Quand notre santé mentale se construit très tôt
On croit souvent que la santé mentale se joue plus tard, à l’adolescence ou à l’âge adulte. En réalité, beaucoup de choses commencent bien avant, dans les premières années de vie, parfois même dès la grossesse. C’est une idée importante pour les mères, parce qu’elle rappelle une chose simple : ce que vit un tout-petit aujourd’hui peut compter pour longtemps, mais cela veut aussi dire qu’on peut agir tôt, avec douceur et avec sens.
Un bébé ne dit pas “je vais mal” avec des mots. Un jeune enfant non plus, la plupart du temps. Il montre plutôt ce qu’il ressent dans ses comportements : il dort mal, s’agite beaucoup, se replie, s’oppose sans cesse, pleure souvent, se montre très inquiet ou très colérique. Parfois, on pense que ce n’est qu’une phase. Parfois aussi, on ne sait pas encore que l’enfant essaie simplement de dire qu’il est débordé.
La santé mentale d’un enfant ne dépend jamais d’une seule chose. Il y a l’histoire de la famille, le tempérament de l’enfant, les conditions de vie, le stress, l’ambiance à la maison, la qualité des réponses de l’adulte. Quand un parent est très anxieux, très fatigué, très seul ou très découragé, cela peut peser sur le climat autour du bébé. Et quand les soins sont imprévisibles, brusques ou trop distants, l’enfant peut avoir plus de mal à se sentir en sécurité.
Il faut le dire clairement : cela ne veut pas dire qu’un parent est “mauvais”. Cela veut dire qu’un enfant a besoin d’un environnement suffisamment stable pour pouvoir se calmer, jouer, explorer et grandir. La sécurité affective n’est pas un luxe. C’est une base.
Chez les petits, les signes ne sont pas toujours spectaculaires. Un enfant peut sembler timide à l’excès, éviter les autres, s’accrocher beaucoup à sa mère, avoir des peurs fortes, ou au contraire exploser pour un rien. D’autres vont manifester leur malaise par le corps : troubles du sommeil, de l’appétit, agitation, fatigue, crises répétées. Ce qui compte, ce n’est pas un jour difficile. C’est la répétition, la durée, et le fait que cela gêne la vie de l’enfant.

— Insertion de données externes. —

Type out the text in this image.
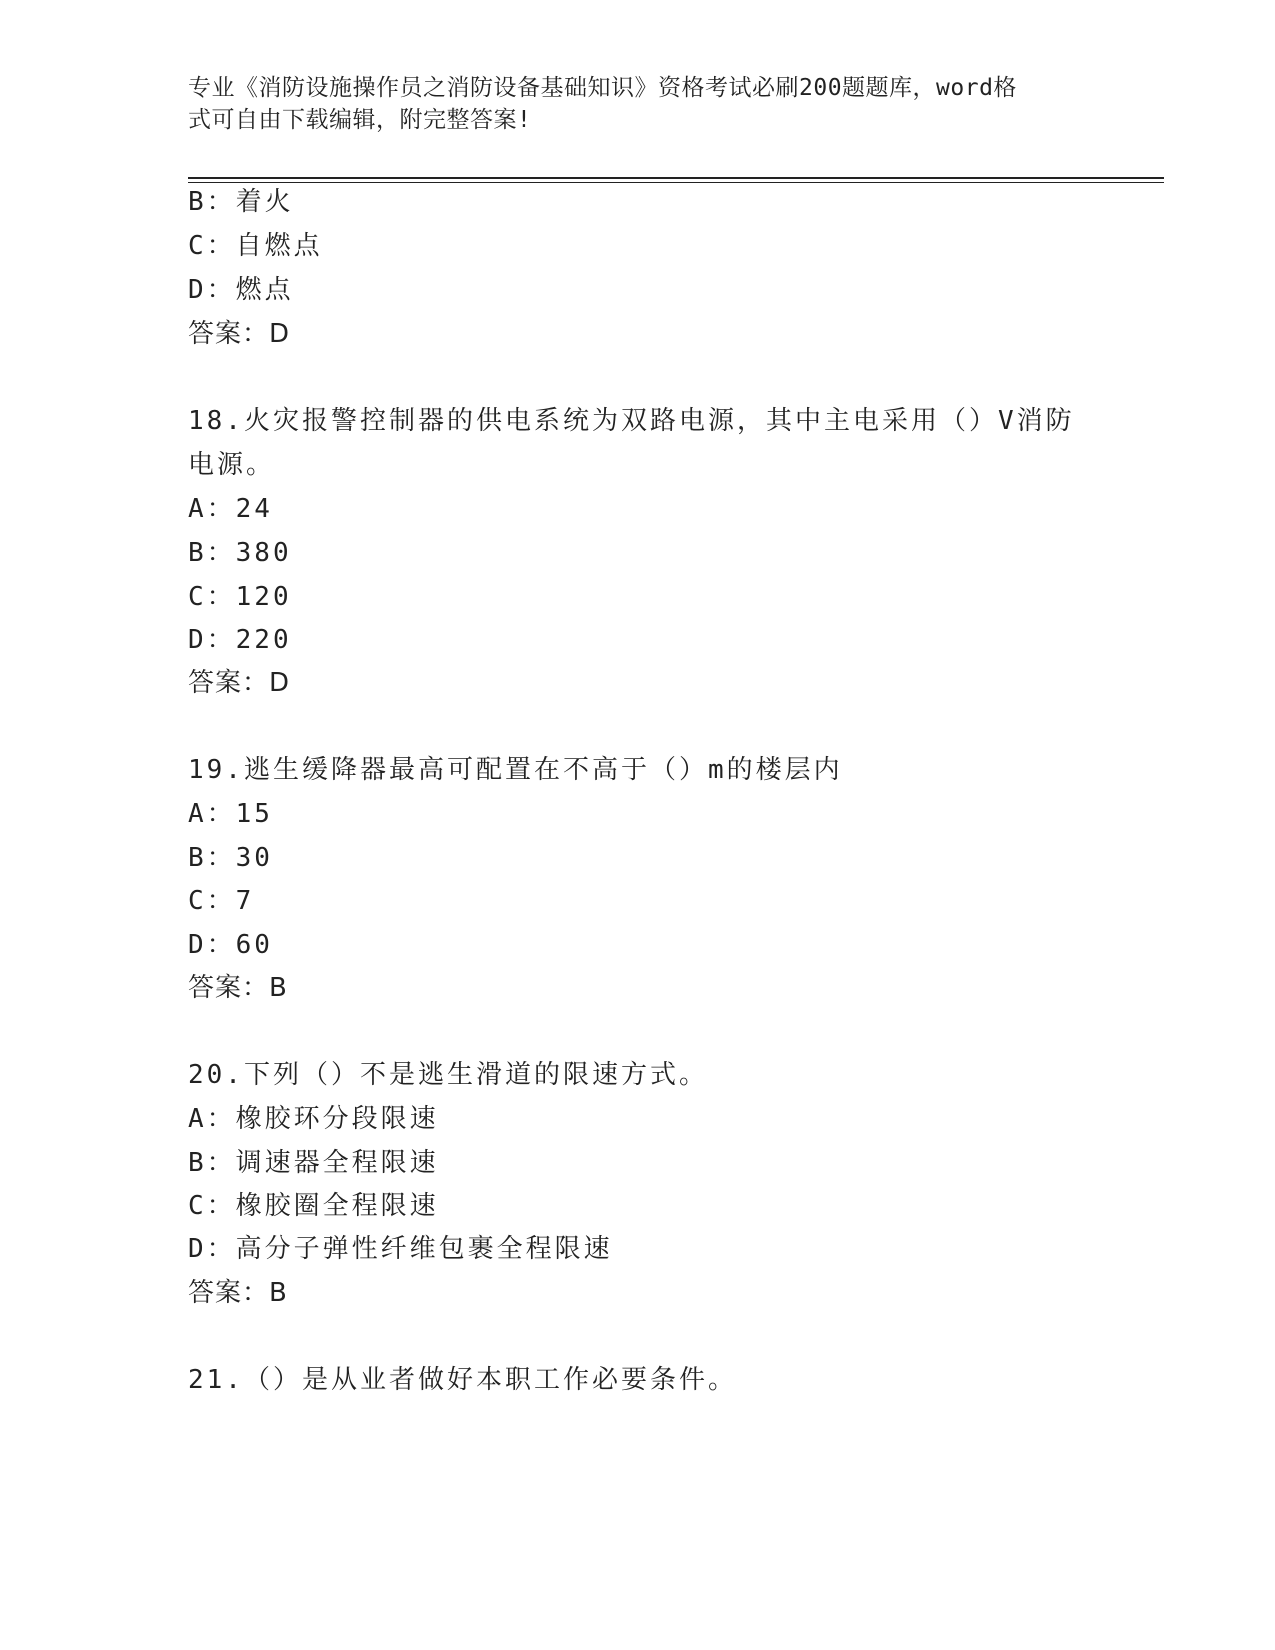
专业《消防设施操作员之消防设备基础知识》资格考试必刷200题题库，word格
式可自由下载编辑，附完整答案!
B：着火
C：自燃点
D：燃点
答案：D
18.火灾报警控制器的供电系统为双路电源，其中主电采用（）V消防
电源。
A：24
B：380
C：120
D：220
答案：D
19.逃生缓降器最高可配置在不高于（）m的楼层内
A：15
B：30
C：7
D：60
答案：B
20.下列（）不是逃生滑道的限速方式。
A：橡胶环分段限速
B：调速器全程限速
C：橡胶圈全程限速
D：高分子弹性纤维包裹全程限速
答案：B
21.（）是从业者做好本职工作必要条件。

Il arrive aussi que des enfants paraissent “difficiles” alors qu’ils sont surtout très vulnérables. L’opposition, l’agressivité ou l’hyperactivité peuvent être des manières de demander de l’aide, même si elles sont épuisantes pour les parents. Derrière un comportement qui déborde, il y a souvent une émotion que l’enfant n’arrive pas encore à porter seul.
La bonne nouvelle, c’est qu’on peut agir. Pas en cherchant l’enfant parfait, mais en offrant plus de sécurité, plus de stabilité, plus de présence. Répondre aux pleurs, poser des repères simples, garder des routines, parler calmement, éviter les tensions inutiles, tout cela aide un jeune enfant à se sentir tenu. Les parents n’ont pas besoin de tout savoir. Ils ont besoin d’être soutenus pour mieux comprendre ce que leur enfant vit.

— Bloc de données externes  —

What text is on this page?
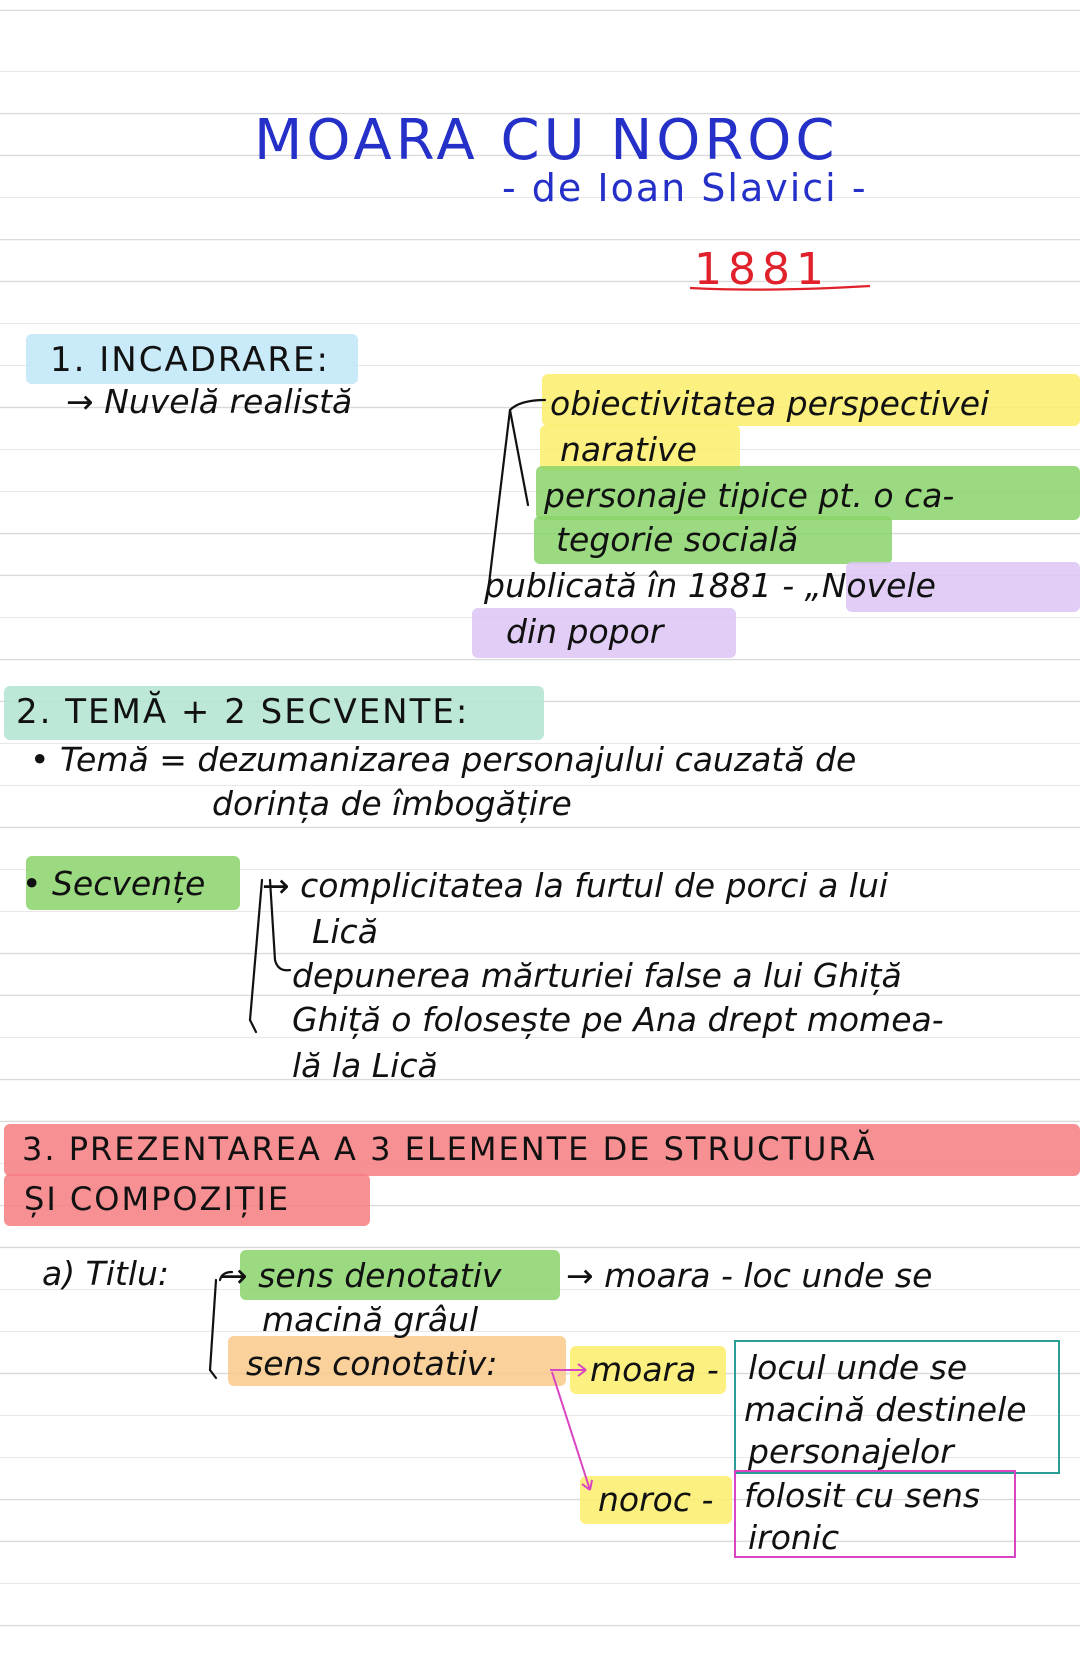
MOARA CU NOROC
- de Ioan Slavici -
1881
1. INCADRARE:
→ Nuvelă realistă	obiectivitatea perspectivei
narative
personaje tipice pt. o ca-
tegorie socială
publicată în 1881 - „Novele
din popor
2. TEMĂ + 2 SECVENTE:
• Temă = dezumanizarea personajului cauzată de
dorința de îmbogățire
• Secvențe → complicitatea la furtul de porci a lui
Lică
depunerea mărturiei false a lui Ghiță
Ghiță o folosește pe Ana drept momea-
lă la Lică
3. PREZENTAREA A 3 ELEMENTE DE STRUCTURĂ
ȘI COMPOZIȚIE
a) Titlu: → sens denotativ → moara - loc unde se
macină grâul
sens conotativ:	moara - locul unde se
macină destinele
personajelor
noroc - folosit cu sens
ironic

Quand un parent se sent dépassé, il est précieux de ne pas rester seul. Un professionnel ou une personne de confiance peuvent déjà faire une grande différence. La prévention ne commence pas quand tout va mal. Elle commence quand on ose regarder tôt, écouter tôt, accompagner tôt.
FAQ
Peut-on avoir une dépression post-partum même si on aime son bébé ?
Oui. C'est une question que beaucoup de mères se posent en silence. Aimer son bébé et aller mal en même temps n'a rien de contradictoire : la souffrance psychique peut brouiller la relation.
Ce n'est pas son amour qui disparaît : c'est son énergie, sa disponibilité intérieure, sa capacité à se sentir présente et en relation avec son bébé qui peut être fragilisée. Elle peut aimer son bébé très fort et, malgré cela, se sentir envahie par la tristesse, l'anxiété, l'épuisement ou la culpabilité, au point de ne plus parvenir à vivre les soins comme elle l'aurait souhaité.
Quels sont les signes qui doivent alerter ?
Une tristesse profonde et persistante, une perte d'élan ou de plaisir, une fatigue importante, des troubles du sommeil, une difficulté à s'occuper de son bébé ou un sentiment d'incapacité à créer le lien maternel.
Quand ces signes s'installent dans la durée, pendant plusieurs jours et souvent au-delà de deux semaines, et qu'ils prennent de la place dans le quotidien, il ne s'agit plus seulement d'un baby blues : il peut s'agir d'une dépression post-partum, qui mérite d'être repérée tôt et accompagnée par un professionnel de santé.